Xianxia is rooted in Chinese Daoist cultivation traditions such as qi, dantian, immortal realms, spiritual roots, and the classic progression from Qi Condensation upward. Xuanhuan is broader, blending cultivation with Western fantasy or original systems. Lord of the Mysteries is xuanhuan, using a Sequence pathway system in a Victorian-inspired world with Western occult influences.
Are there cultivation novels as good as Lord of the Mysteries that most readers have not heard of?
The Human Emperor by Huangfu Qi is often underrated in Western communities due to incomplete translation exposure. Martial World remains underappreciated relative to its quality as a classic xianxia. Among English progression fantasy, A Practical Guide to Evil deserves more crossover attention from cultivation readers. All are worthwhile after the main essentials.

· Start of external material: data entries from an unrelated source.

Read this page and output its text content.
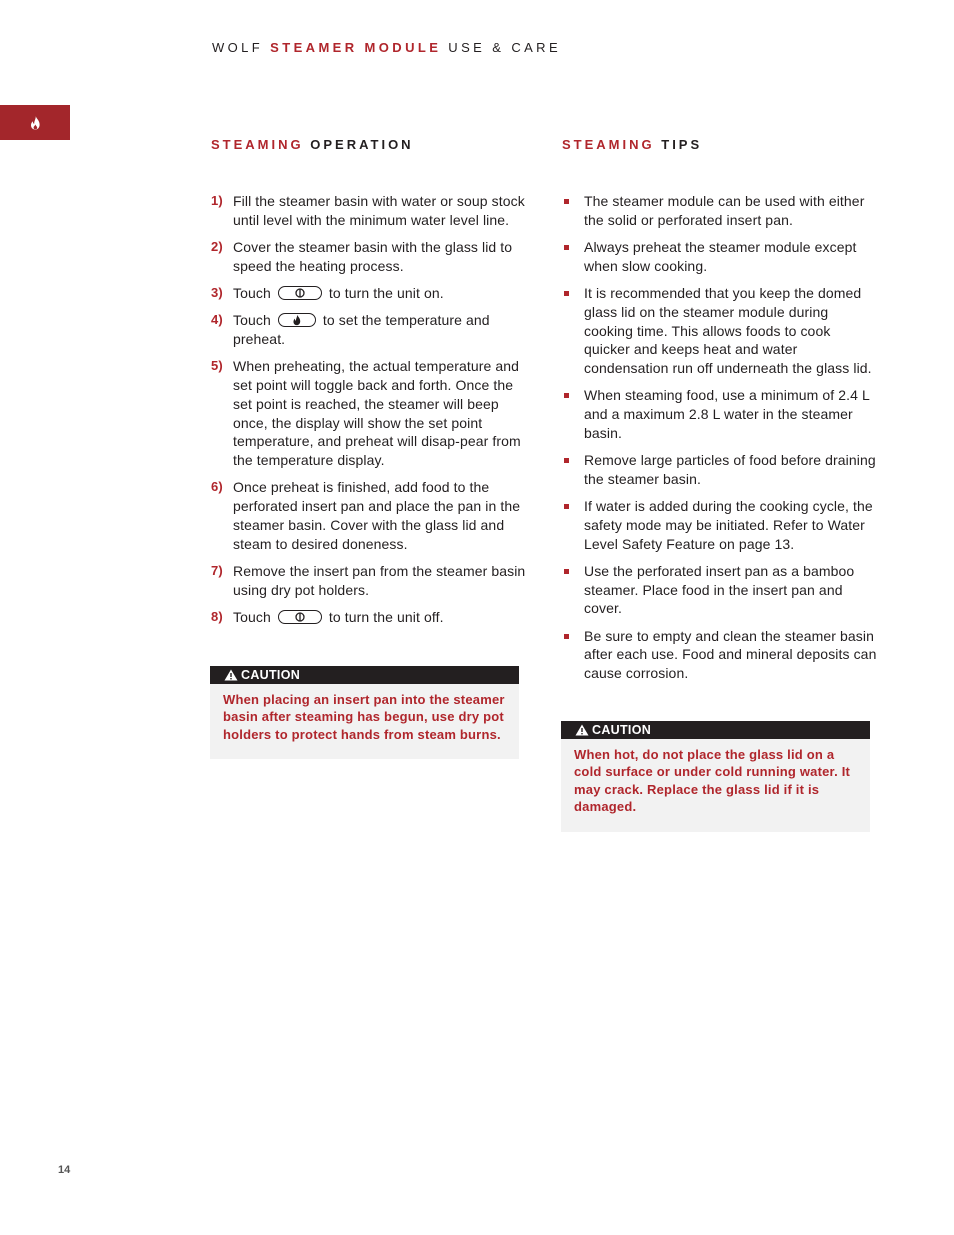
WOLF STEAMER MODULE USE & CARE
STEAMING OPERATION
1) Fill the steamer basin with water or soup stock until level with the minimum water level line.
2) Cover the steamer basin with the glass lid to speed the heating process.
3) Touch	to turn the unit on.
4) Touch	to set the temperature and preheat.
5) When preheating, the actual temperature and set point will toggle back and forth. Once the set point is reached, the steamer will beep once, the display will show the set point temperature, and preheat will disap-pear from the temperature display.
6) Once preheat is finished, add food to the perforated insert pan and place the pan in the steamer basin. Cover with the glass lid and steam to desired doneness.
7) Remove the insert pan from the steamer basin using dry pot holders.
8) Touch	to turn the unit off.
CAUTION
When placing an insert pan into the steamer basin after steaming has begun, use dry pot holders to protect hands from steam burns.
STEAMING TIPS
The steamer module can be used with either the solid or perforated insert pan.
Always preheat the steamer module except when slow cooking.
It is recommended that you keep the domed glass lid on the steamer module during cooking time. This allows foods to cook quicker and keeps heat and water condensation run off underneath the glass lid.
When steaming food, use a minimum of 2.4 L and a maximum 2.8 L water in the steamer basin.
Remove large particles of food before draining the steamer basin.
If water is added during the cooking cycle, the safety mode may be initiated. Refer to Water Level Safety Feature on page 13.
Use the perforated insert pan as a bamboo steamer. Place food in the insert pan and cover.
Be sure to empty and clean the steamer basin after each use. Food and mineral deposits can cause corrosion.
CAUTION
When hot, do not place the glass lid on a cold surface or under cold running water. It may crack. Replace the glass lid if it is damaged.
14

Which cultivation novel has the best power system?
Reverend Insanity has the most original cultivation system through its distinctive Gu worm framework. Lord of the Mysteries offers the most elegantly structured system with its Sequence pathways. A Record of a Mortal’s Journey to Immortality delivers the most rigorous classical implementation. The best depends on whether you value originality, elegance, or mechanical rigor most.
Final Thoughts

Ten years of reading cultivation fiction has given me strong opinions about this list and genuine uncertainty about parts of it. The top three are not in doubt. LOTM, Reverend Insanity, and ISSTH are the genre’s absolute peaks by any serious measure, and their placement reflects years of community consensus alongside personal conviction.
The essential tier is where the genuine complexity lives. A Record of a Mortal’s Journey to Immortality belongs there by quality. The Legend of Condor Heroes belongs there by historical significance and the impossibility of understanding the genre’s literary values without it. Beware of Chicken belongs there because it changed what the genre was capable of reaching, and that matters as much as internal quality for any honest all-time assessment.

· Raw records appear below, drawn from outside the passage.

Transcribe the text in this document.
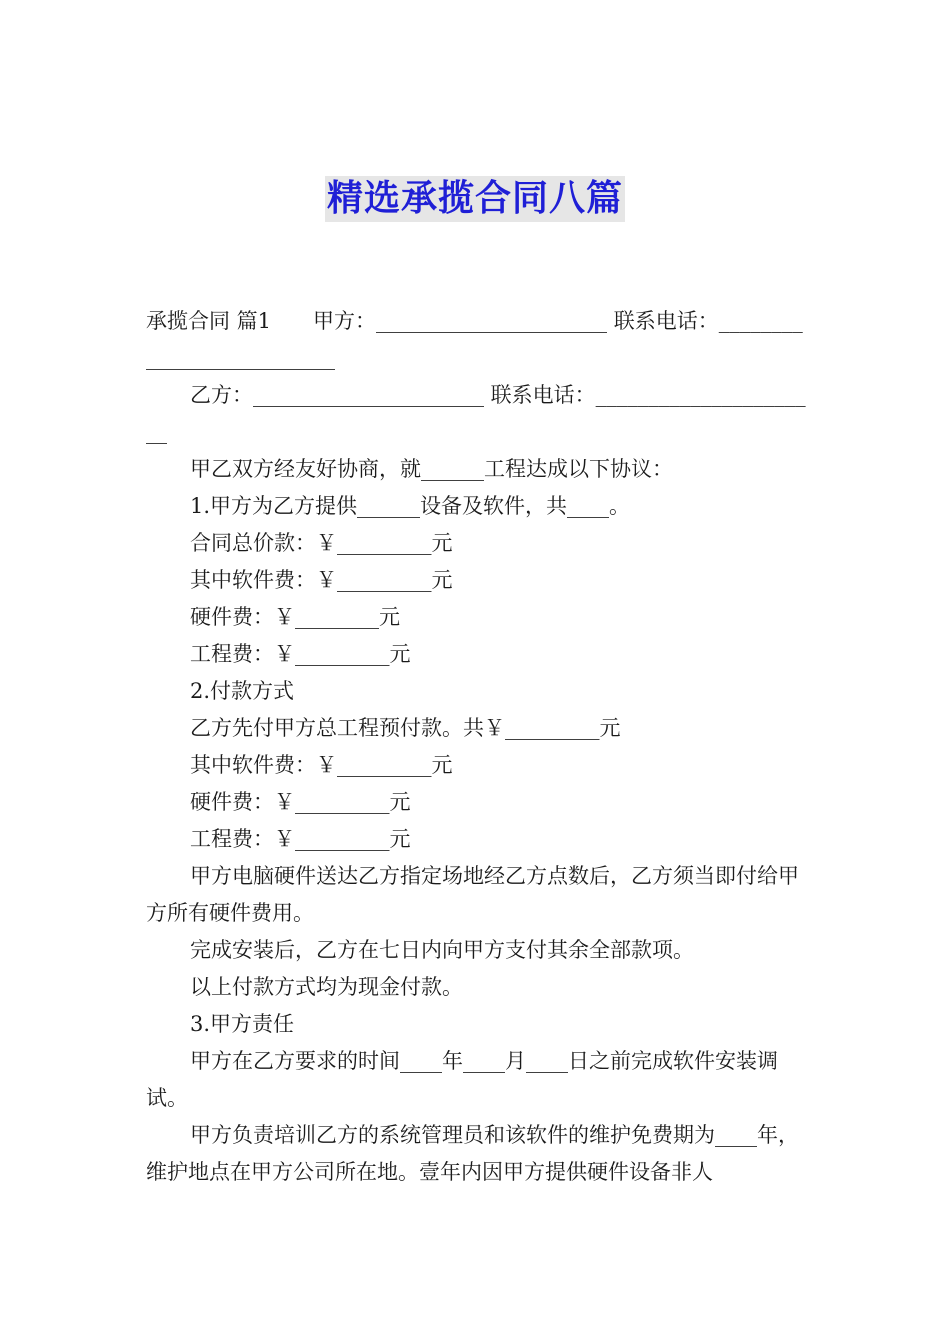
精选承揽合同八篇

承揽合同 篇1　　甲方：______________________ 联系电话：__________________________

乙方：______________________ 联系电话：______________________

甲乙双方经友好协商，就______工程达成以下协议：

1.甲方为乙方提供______设备及软件，共____。

合同总价款：￥_________元

其中软件费：￥_________元

硬件费：￥________元

工程费：￥_________元

2.付款方式

乙方先付甲方总工程预付款。共￥_________元

其中软件费：￥_________元

硬件费：￥_________元

工程费：￥_________元

甲方电脑硬件送达乙方指定场地经乙方点数后，乙方须当即付给甲方所有硬件费用。

完成安装后，乙方在七日内向甲方支付其余全部款项。

以上付款方式均为现金付款。

3.甲方责任

甲方在乙方要求的时间____年____月____日之前完成软件安装调试。

甲方负责培训乙方的系统管理员和该软件的维护免费期为____年，维护地点在甲方公司所在地。壹年内因甲方提供硬件设备非人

If you are new to cultivation fiction and want to know where to start from this list, the answer is simple. If you want the genre at its literary best and are prepared to invest in a slow build, start with LOTM. If you want the genre’s emotional peak in the traditional xianxia form, start with ISSTH. If you want the most accessible entry point that will give you an accurate sense of what makes cultivation fiction worth reading, start with Beware of Chicken and move to the classical picks once it has convinced you.
The genre has a decade of my reading life in it. These are the novels that deserved it most.